Getting fsync to work with DAX is one of these "known hard problems"
that we really need to solve before we try to optimise for
performance. Once we have solid, workable infrastructure, we'll be
in a much better place to evaluate the merits of optimisations that
reduce or eliminate dirty tracking overhead that is required for
providing data integrity.
From this perspective, I'd much prefer that we look to generic
mapping infrastructure optimisations before we look to one-off API
additions for systems running PMEM. Yes, it's harder to do, but the
end result of such an approach is that everyone benefits, not just
some proprietary application that almost nobody uses.
Indeed, it may be that we need to revist previous work like using an
rcu-aware btree for the mapping tree instead of a radix tree, as was
prototyped way back in ~2007 by Peter Zjilstra.
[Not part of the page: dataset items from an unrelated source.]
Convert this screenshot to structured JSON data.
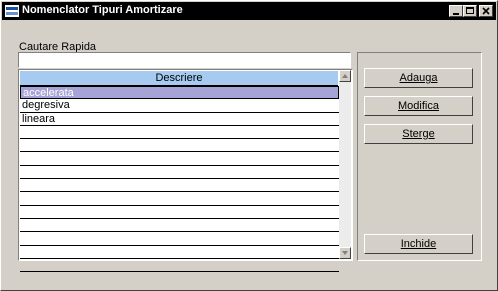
{
  "window": {
    "title": "Nomenclator Tipuri Amortizare"
  },
  "search": {
    "label": "Cautare Rapida",
    "value": ""
  },
  "grid": {
    "column_header": "Descriere",
    "rows": [
      "accelerata",
      "degresiva",
      "lineara",
      "",
      "",
      "",
      "",
      "",
      "",
      "",
      "",
      "",
      "",
      ""
    ],
    "selected_index": 0
  },
  "buttons": {
    "add": "Adauga",
    "edit": "Modifica",
    "delete": "Sterge",
    "close": "Inchide"
  },
  "icons": {
    "app": "app-icon",
    "minimize": "minimize-icon",
    "maximize": "maximize-icon",
    "close": "close-icon",
    "scroll_up": "arrow-up-icon",
    "scroll_down": "arrow-down-icon"
  }
}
If we can make
infrastructure changes that mostly remove the overhead of tracking
everything in the kernel, then we don't need to add special
userspace API changes to minimise the kernel tracking overhead.
Only if we can't bring the overhead of kernel-side dirty tracking
down to a reasonable overhead should we be considering a new API
that puts the responsibility on userspace for syncing data, and even
then we'll need to be very, very careful about it.
However, such discussions are a complete distraction to the problems
we need to solve right now. i.e. we need to focus on making DAX+pmem
work safely and reliably. Once we've done that, then we can focus on
performance optimisations and, perhaps, new interfaces to userspace.